Dogs make great family pets. They are loyal, loving, and endlessly tolerant of children and their antics. However, not all dogs are able to fit into a busy family home, which is why you do need to be careful when introducing a new dog to the household. You also need to be aware of potential problems when bringing home a new baby if you have a dog.

Doggy Training Programmes

Plenty of training will help to prevent problems from becoming an issue when you first give a dog a home. Careful obedience training should reinforce the point that you are the pack leader and therefore the alpha, the idea being that the dog understands his place in the pack and everyone is happy. But for this to be effective, your kids need to behave appropriately around a puppy or dog.

Your Space, My Space

Teach your kids to respect a dog’s own space. If a dog or puppy is sleeping in his bed, kids need to leave him in peace. Small children should not be allowed to pester a dog continually because there may come a point where the dog ‘snaps’ and an accident occurs – this is not fair on the child or the dog so don’t let it happen.

dog with kids

Don’t Feed the Dog!

Don’t let your children feed the dog from the table. A lot of dogs are naturally greedy and if there is any food on offer, they will sit there drooling and begging. Labradors are notoriously greedy and will eat until they burst, but a Labrador is not the only breed of dog that likes its food. Children love to give doggy snacks to their canine buddies, but aside from the issue of overeating, there are several foods that are poisonous to dogs – chocolate being a prime example.

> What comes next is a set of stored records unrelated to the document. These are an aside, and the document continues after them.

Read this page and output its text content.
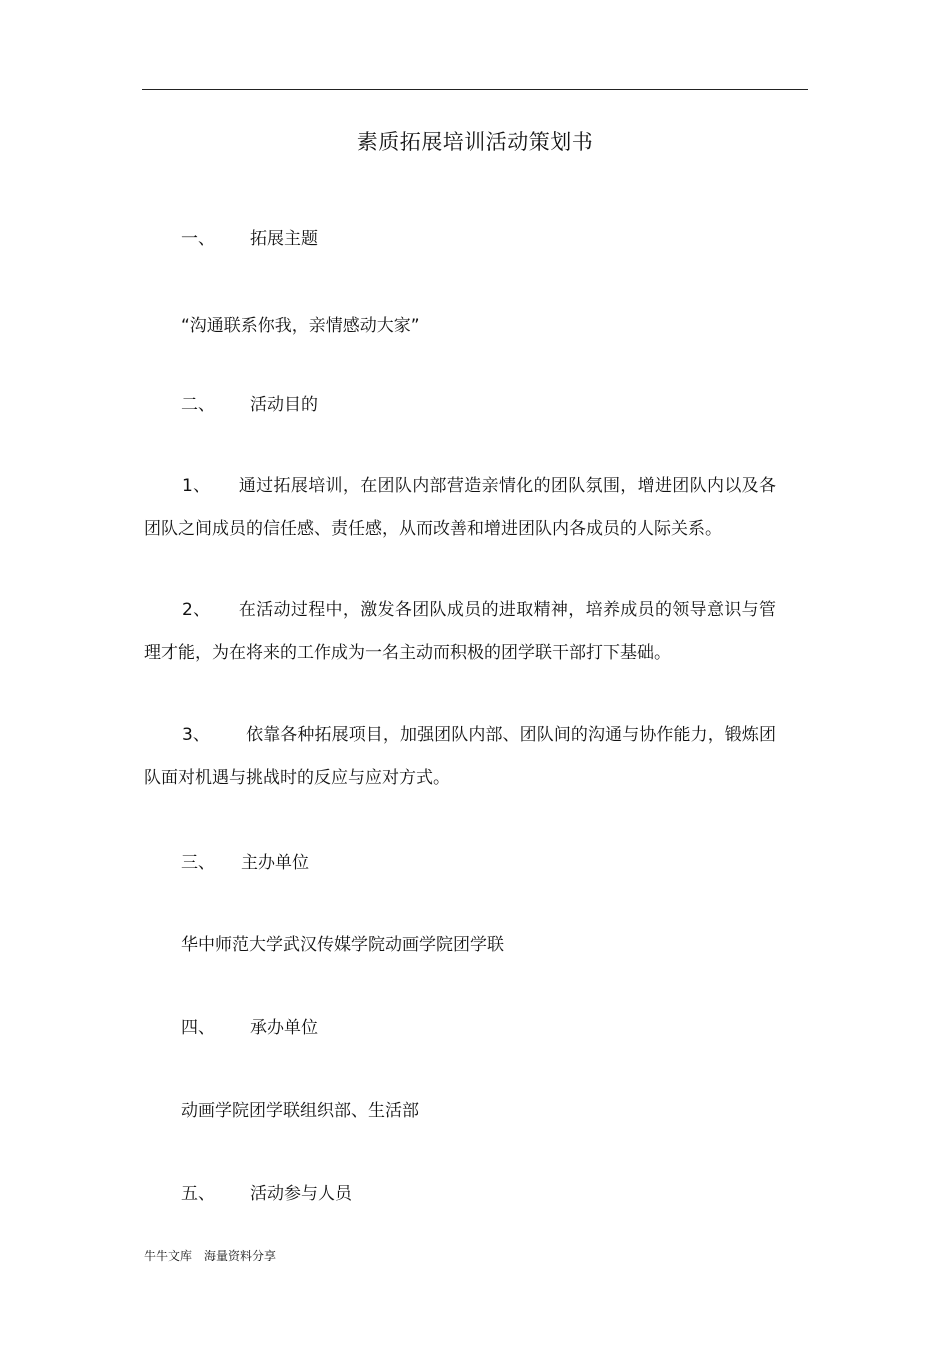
素质拓展培训活动策划书
一、 拓展主题
“沟通联系你我，亲情感动大家”
二、 活动目的
1、 通过拓展培训，在团队内部营造亲情化的团队氛围，增进团队内以及各团队之间成员的信任感、责任感，从而改善和增进团队内各成员的人际关系。
2、 在活动过程中，激发各团队成员的进取精神，培养成员的领导意识与管理才能，为在将来的工作成为一名主动而积极的团学联干部打下基础。
3、 依靠各种拓展项目，加强团队内部、团队间的沟通与协作能力，锻炼团队面对机遇与挑战时的反应与应对方式。
三、 主办单位
华中师范大学武汉传媒学院动画学院团学联
四、 承办单位
动画学院团学联组织部、生活部
五、 活动参与人员
牛牛文库 海量资料分享
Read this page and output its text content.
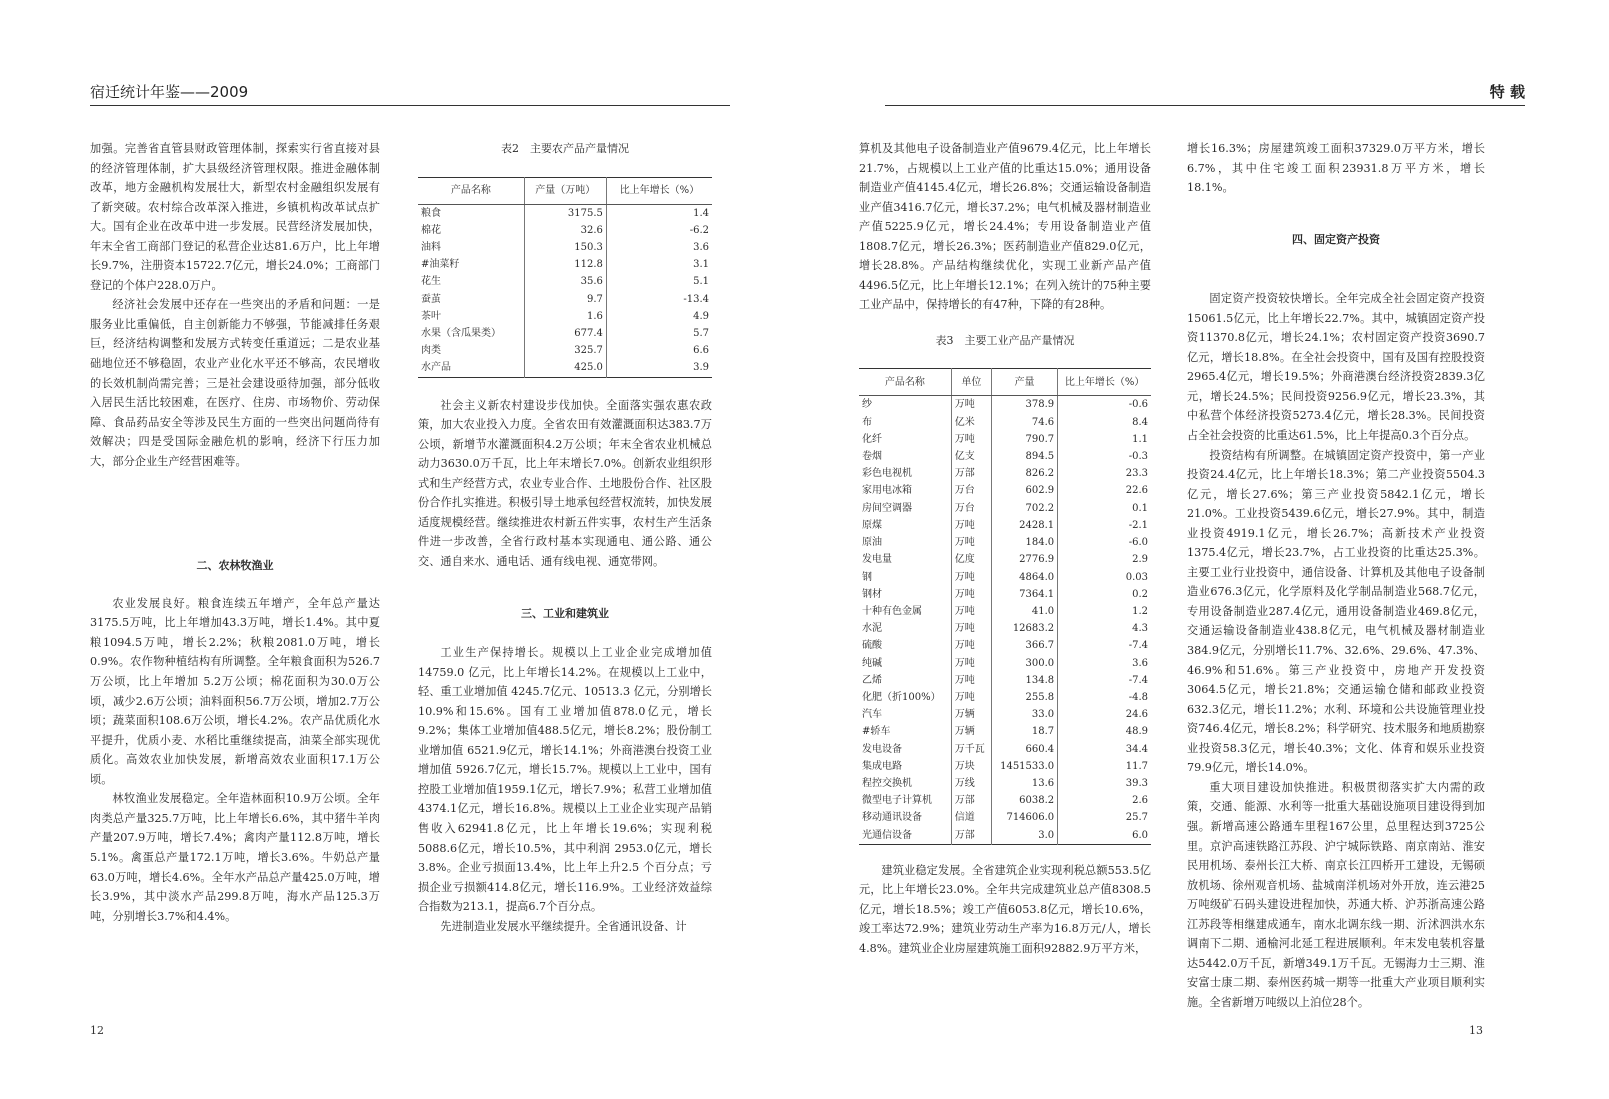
宿迁统计年鉴——2009

加强。完善省直管县财政管理体制，探索实行省直接对县的经济管理体制，扩大县级经济管理权限。推进金融体制改革，地方金融机构发展壮大，新型农村金融组织发展有了新突破。农村综合改革深入推进，乡镇机构改革试点扩大。国有企业在改革中进一步发展。民营经济发展加快，年末全省工商部门登记的私营企业达81.6万户，比上年增长9.7%，注册资本15722.7亿元，增长24.0%；工商部门登记的个体户228.0万户。

经济社会发展中还存在一些突出的矛盾和问题：一是服务业比重偏低，自主创新能力不够强，节能减排任务艰巨，经济结构调整和发展方式转变任重道远；二是农业基础地位还不够稳固，农业产业化水平还不够高，农民增收的长效机制尚需完善；三是社会建设亟待加强，部分低收入居民生活比较困难，在医疗、住房、市场物价、劳动保障、食品药品安全等涉及民生方面的一些突出问题尚待有效解决；四是受国际金融危机的影响，经济下行压力加大，部分企业生产经营困难等。

二、农林牧渔业

农业发展良好。粮食连续五年增产，全年总产量达3175.5万吨，比上年增加43.3万吨，增长1.4%。其中夏粮1094.5万吨，增长2.2%；秋粮2081.0万吨，增长0.9%。农作物种植结构有所调整。全年粮食面积为526.7万公顷，比上年增加 5.2万公顷；棉花面积为30.0万公顷，减少2.6万公顷；油料面积56.7万公顷，增加2.7万公顷；蔬菜面积108.6万公顷，增长4.2%。农产品优质化水平提升，优质小麦、水稻比重继续提高，油菜全部实现优质化。高效农业加快发展，新增高效农业面积17.1万公顷。

林牧渔业发展稳定。全年造林面积10.9万公顷。全年肉类总产量325.7万吨，比上年增长6.6%，其中猪牛羊肉产量207.9万吨，增长7.4%；禽肉产量112.8万吨，增长5.1%。禽蛋总产量172.1万吨，增长3.6%。牛奶总产量63.0万吨，增长4.6%。全年水产品总产量425.0万吨，增长3.9%，其中淡水产品299.8万吨，海水产品125.3万吨，分别增长3.7%和4.4%。

表2　主要农产品产量情况
产品名称	产量（万吨）	比上年增长（%）
粮食	3175.5	1.4
棉花	32.6	-6.2
油料	150.3	3.6
#油菜籽	112.8	3.1
花生	35.6	5.1
蚕茧	9.7	-13.4
茶叶	1.6	4.9
水果（含瓜果类）	677.4	5.7
肉类	325.7	6.6
水产品	425.0	3.9

社会主义新农村建设步伐加快。全面落实强农惠农政策，加大农业投入力度。全省农田有效灌溉面积达383.7万公顷，新增节水灌溉面积4.2万公顷；年末全省农业机械总动力3630.0万千瓦，比上年末增长7.0%。创新农业组织形式和生产经营方式，农业专业合作、土地股份合作、社区股份合作扎实推进。积极引导土地承包经营权流转，加快发展适度规模经营。继续推进农村新五件实事，农村生产生活条件进一步改善，全省行政村基本实现通电、通公路、通公交、通自来水、通电话、通有线电视、通宽带网。

三、工业和建筑业

工业生产保持增长。规模以上工业企业完成增加值14759.0 亿元，比上年增长14.2%。在规模以上工业中，轻、重工业增加值 4245.7亿元、10513.3 亿元，分别增长10.9%和15.6%。国有工业增加值878.0亿元，增长9.2%；集体工业增加值488.5亿元，增长8.2%；股份制工业增加值 6521.9亿元，增长14.1%；外商港澳台投资工业增加值 5926.7亿元，增长15.7%。规模以上工业中，国有控股工业增加值1959.1亿元，增长7.9%；私营工业增加值4374.1亿元，增长16.8%。规模以上工业企业实现产品销售收入62941.8亿元，比上年增长19.6%；实现利税5088.6亿元，增长10.5%，其中利润 2953.0亿元，增长3.8%。企业亏损面13.4%，比上年上升2.5 个百分点；亏损企业亏损额414.8亿元，增长116.9%。工业经济效益综合指数为213.1，提高6.7个百分点。

先进制造业发展水平继续提升。全省通讯设备、计

12
特 载

算机及其他电子设备制造业产值9679.4亿元，比上年增长21.7%，占规模以上工业产值的比重达15.0%；通用设备制造业产值4145.4亿元，增长26.8%；交通运输设备制造业产值3416.7亿元，增长37.2%；电气机械及器材制造业产值5225.9亿元，增长24.4%；专用设备制造业产值1808.7亿元，增长26.3%；医药制造业产值829.0亿元，增长28.8%。产品结构继续优化，实现工业新产品产值 4496.5亿元，比上年增长12.1%；在列入统计的75种主要工业产品中，保持增长的有47种，下降的有28种。

表3　主要工业产品产量情况
产品名称	单位	产量	比上年增长（%）
纱	万吨	378.9	-0.6
布	亿米	74.6	8.4
化纤	万吨	790.7	1.1
卷烟	亿支	894.5	-0.3
彩色电视机	万部	826.2	23.3
家用电冰箱	万台	602.9	22.6
房间空调器	万台	702.2	0.1
原煤	万吨	2428.1	-2.1
原油	万吨	184.0	-6.0
发电量	亿度	2776.9	2.9
钢	万吨	4864.0	0.03
钢材	万吨	7364.1	0.2
十种有色金属	万吨	41.0	1.2
水泥	万吨	12683.2	4.3
硫酸	万吨	366.7	-7.4
纯碱	万吨	300.0	3.6
乙烯	万吨	134.8	-7.4
化肥（折100%）	万吨	255.8	-4.8
汽车	万辆	33.0	24.6
#轿车	万辆	18.7	48.9
发电设备	万千瓦	660.4	34.4
集成电路	万块	1451533.0	11.7
程控交换机	万线	13.6	39.3
微型电子计算机	万部	6038.2	2.6
移动通讯设备	信道	714606.0	25.7
光通信设备	万部	3.0	6.0

建筑业稳定发展。全省建筑企业实现利税总额553.5亿元，比上年增长23.0%。全年共完成建筑业总产值8308.5亿元，增长18.5%；竣工产值6053.8亿元，增长10.6%，竣工率达72.9%；建筑业劳动生产率为16.8万元/人，增长4.8%。建筑业企业房屋建筑施工面积92882.9万平方米，

增长16.3%；房屋建筑竣工面积37329.0万平方米，增长6.7%，其中住宅竣工面积23931.8万平方米，增长18.1%。

四、固定资产投资

固定资产投资较快增长。全年完成全社会固定资产投资15061.5亿元，比上年增长22.7%。其中，城镇固定资产投资11370.8亿元，增长24.1%；农村固定资产投资3690.7亿元，增长18.8%。在全社会投资中，国有及国有控股投资2965.4亿元，增长19.5%；外商港澳台经济投资2839.3亿元，增长24.5%；民间投资9256.9亿元，增长23.3%，其中私营个体经济投资5273.4亿元，增长28.3%。民间投资占全社会投资的比重达61.5%，比上年提高0.3个百分点。

投资结构有所调整。在城镇固定资产投资中，第一产业投资24.4亿元，比上年增长18.3%；第二产业投资5504.3亿元，增长27.6%；第三产业投资5842.1亿元，增长21.0%。工业投资5439.6亿元，增长27.9%。其中，制造业投资4919.1亿元，增长26.7%；高新技术产业投资1375.4亿元，增长23.7%，占工业投资的比重达25.3%。主要工业行业投资中，通信设备、计算机及其他电子设备制造业676.3亿元，化学原料及化学制品制造业568.7亿元，专用设备制造业287.4亿元，通用设备制造业469.8亿元，交通运输设备制造业438.8亿元，电气机械及器材制造业384.9亿元，分别增长11.7%、32.6%、29.6%、47.3%、46.9%和51.6%。第三产业投资中，房地产开发投资3064.5亿元，增长21.8%；交通运输仓储和邮政业投资632.3亿元，增长11.2%；水利、环境和公共设施管理业投资746.4亿元，增长8.2%；科学研究、技术服务和地质勘察业投资58.3亿元，增长40.3%；文化、体育和娱乐业投资 79.9亿元，增长14.0%。

重大项目建设加快推进。积极贯彻落实扩大内需的政策，交通、能源、水利等一批重大基础设施项目建设得到加强。新增高速公路通车里程167公里，总里程达到3725公里。京沪高速铁路江苏段、沪宁城际铁路、南京南站、淮安民用机场、泰州长江大桥、南京长江四桥开工建设，无锡硕放机场、徐州观音机场、盐城南洋机场对外开放，连云港25万吨级矿石码头建设进程加快，苏通大桥、沪苏浙高速公路江苏段等相继建成通车，南水北调东线一期、沂沭泗洪水东调南下二期、通榆河北延工程进展顺利。年末发电装机容量达5442.0万千瓦，新增349.1万千瓦。无锡海力士三期、淮安富士康二期、泰州医药城一期等一批重大产业项目顺利实施。全省新增万吨级以上泊位28个。

13
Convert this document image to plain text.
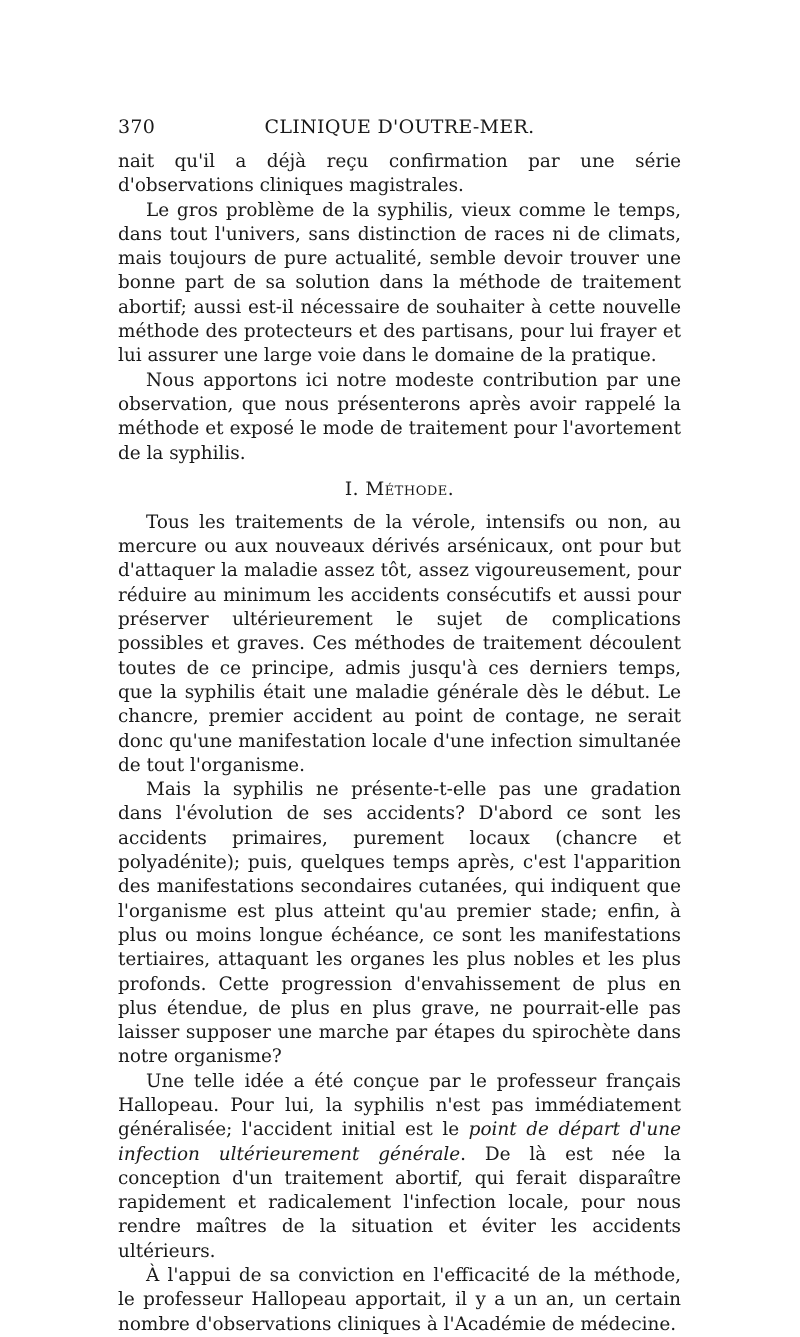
370	CLINIQUE D'OUTRE-MER.

nait qu'il a déjà reçu confirmation par une série d'observations cliniques magistrales.

Le gros problème de la syphilis, vieux comme le temps, dans tout l'univers, sans distinction de races ni de climats, mais toujours de pure actualité, semble devoir trouver une bonne part de sa solution dans la méthode de traitement abortif; aussi est-il nécessaire de souhaiter à cette nouvelle méthode des protecteurs et des partisans, pour lui frayer et lui assurer une large voie dans le domaine de la pratique.

Nous apportons ici notre modeste contribution par une observation, que nous présenterons après avoir rappelé la méthode et exposé le mode de traitement pour l'avortement de la syphilis.

I. Méthode.

Tous les traitements de la vérole, intensifs ou non, au mercure ou aux nouveaux dérivés arsénicaux, ont pour but d'attaquer la maladie assez tôt, assez vigoureusement, pour réduire au minimum les accidents consécutifs et aussi pour préserver ultérieurement le sujet de complications possibles et graves. Ces méthodes de traitement découlent toutes de ce principe, admis jusqu'à ces derniers temps, que la syphilis était une maladie générale dès le début. Le chancre, premier accident au point de contage, ne serait donc qu'une manifestation locale d'une infection simultanée de tout l'organisme.

Mais la syphilis ne présente-t-elle pas une gradation dans l'évolution de ses accidents? D'abord ce sont les accidents primaires, purement locaux (chancre et polyadénite); puis, quelques temps après, c'est l'apparition des manifestations secondaires cutanées, qui indiquent que l'organisme est plus atteint qu'au premier stade; enfin, à plus ou moins longue échéance, ce sont les manifestations tertiaires, attaquant les organes les plus nobles et les plus profonds. Cette progression d'envahissement de plus en plus étendue, de plus en plus grave, ne pourrait-elle pas laisser supposer une marche par étapes du spirochète dans notre organisme?

Une telle idée a été conçue par le professeur français Hallopeau. Pour lui, la syphilis n'est pas immédiatement généralisée; l'accident initial est le point de départ d'une infection ultérieurement générale. De là est née la conception d'un traitement abortif, qui ferait disparaître rapidement et radicalement l'infection locale, pour nous rendre maîtres de la situation et éviter les accidents ultérieurs.

À l'appui de sa conviction en l'efficacité de la méthode, le professeur Hallopeau apportait, il y a un an, un certain nombre d'observations cliniques à l'Académie de médecine.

Teach your kids not to give snacks, particularly chocolate, to their pet. If you tell them it will make their friend sick, they might listen. Giving the dog treats as a reward for good behaviour is fine, but handing them out for no good reason will only make him fat and encourage him to pester you for food every five minutes.

Until you can be absolutely 100% confident that your dog knows his place in the family pack, never leave him alone with small children and babies. Dogs of any breed can turn in an instant (although this rarely happens without prior warning) and the consequences can be tragic. There are lots of dog resources online, including My Pawson, so if you need help, ask for it.

If a dog exhibits aggression towards your children – growling or snapping at them – consider re-homing him with a family that doesn’t have small children. After all, it is better to be safe than sorry.